Dude, she had a vegina. I felt like Indiana Jones cutting a path through the jungle.
i found her turbo button.....if you know what i mean.
I just took a dump by candlelight. I feel like a pilgrim.
I told him to go down on me and when he did he started crying!! I asked him why and he said my vag looked just like his ex girlfriends!!!
he yelled 'rock me amadeus!' when he came
i love that song!
NOT THE POINT
I woke up at 2 pm to my roommate checking my pulse.
Come over. Drunk tacos.
That isn't even a sentence.
I kept the important parts.
Got my bloodwork back and my liver is in tip top shape. Apparently blacking out 5 nights a week isn't cutting it, so we've got to step it up until I see that all of my hard work is actually paying off and doing some damage.
I wish the sun would stop judging me for being drunk while it's still shining.
I got custody of our girlfriend in the breakup.

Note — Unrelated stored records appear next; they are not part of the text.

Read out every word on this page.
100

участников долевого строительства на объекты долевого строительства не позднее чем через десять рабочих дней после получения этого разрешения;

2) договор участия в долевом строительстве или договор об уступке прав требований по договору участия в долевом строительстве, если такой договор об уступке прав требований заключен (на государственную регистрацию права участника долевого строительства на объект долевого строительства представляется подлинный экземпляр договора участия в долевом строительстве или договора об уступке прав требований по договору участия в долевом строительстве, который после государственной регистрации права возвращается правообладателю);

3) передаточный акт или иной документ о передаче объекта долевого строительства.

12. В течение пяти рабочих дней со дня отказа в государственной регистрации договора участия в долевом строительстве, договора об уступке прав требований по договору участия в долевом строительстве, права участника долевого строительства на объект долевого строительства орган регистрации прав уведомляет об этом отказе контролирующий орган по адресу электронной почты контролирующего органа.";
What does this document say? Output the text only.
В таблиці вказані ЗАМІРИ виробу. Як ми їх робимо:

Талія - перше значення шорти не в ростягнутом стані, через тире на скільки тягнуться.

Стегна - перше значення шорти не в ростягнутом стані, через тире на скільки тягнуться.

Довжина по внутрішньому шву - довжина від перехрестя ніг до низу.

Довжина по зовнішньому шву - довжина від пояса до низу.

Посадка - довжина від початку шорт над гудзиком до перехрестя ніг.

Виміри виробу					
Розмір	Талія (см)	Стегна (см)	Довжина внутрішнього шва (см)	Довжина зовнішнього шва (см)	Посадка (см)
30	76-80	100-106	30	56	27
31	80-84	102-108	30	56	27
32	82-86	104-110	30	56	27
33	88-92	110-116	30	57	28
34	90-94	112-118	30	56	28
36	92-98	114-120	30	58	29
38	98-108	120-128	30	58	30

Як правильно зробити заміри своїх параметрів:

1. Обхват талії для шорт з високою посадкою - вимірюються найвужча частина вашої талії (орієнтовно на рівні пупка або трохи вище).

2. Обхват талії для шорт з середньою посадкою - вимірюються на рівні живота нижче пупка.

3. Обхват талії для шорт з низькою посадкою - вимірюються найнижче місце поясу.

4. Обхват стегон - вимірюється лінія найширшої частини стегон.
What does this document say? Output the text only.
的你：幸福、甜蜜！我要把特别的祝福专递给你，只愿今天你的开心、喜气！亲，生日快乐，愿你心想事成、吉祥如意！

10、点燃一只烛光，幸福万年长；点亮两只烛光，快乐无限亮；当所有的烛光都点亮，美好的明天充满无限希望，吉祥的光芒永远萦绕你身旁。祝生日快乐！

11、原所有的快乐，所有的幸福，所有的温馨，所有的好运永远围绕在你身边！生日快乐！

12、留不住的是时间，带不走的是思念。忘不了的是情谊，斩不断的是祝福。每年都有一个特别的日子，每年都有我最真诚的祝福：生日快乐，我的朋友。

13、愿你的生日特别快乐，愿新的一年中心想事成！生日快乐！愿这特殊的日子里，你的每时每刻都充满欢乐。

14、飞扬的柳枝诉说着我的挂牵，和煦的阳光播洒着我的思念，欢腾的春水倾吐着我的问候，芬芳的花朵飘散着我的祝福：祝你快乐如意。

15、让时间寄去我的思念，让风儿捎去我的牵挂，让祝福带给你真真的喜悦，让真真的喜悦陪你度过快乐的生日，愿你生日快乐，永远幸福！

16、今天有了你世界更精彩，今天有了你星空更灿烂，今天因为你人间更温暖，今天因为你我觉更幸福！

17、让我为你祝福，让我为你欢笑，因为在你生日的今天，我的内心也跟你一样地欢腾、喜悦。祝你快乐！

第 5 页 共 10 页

This is exactly why you shouldn't bang your bartender. Although the awkward free shots are a plus.
There's some random guy here dryhumping my kitchen door. If he is a friend of yours, please come and retrieve him.
I'm glad I date someone who likes the simple things. Sex, kittens, and McDonald's.
Dude, I'm at a wedding and there's a mashed potato bar and bacon strip appetizers. I'm getting all emotional.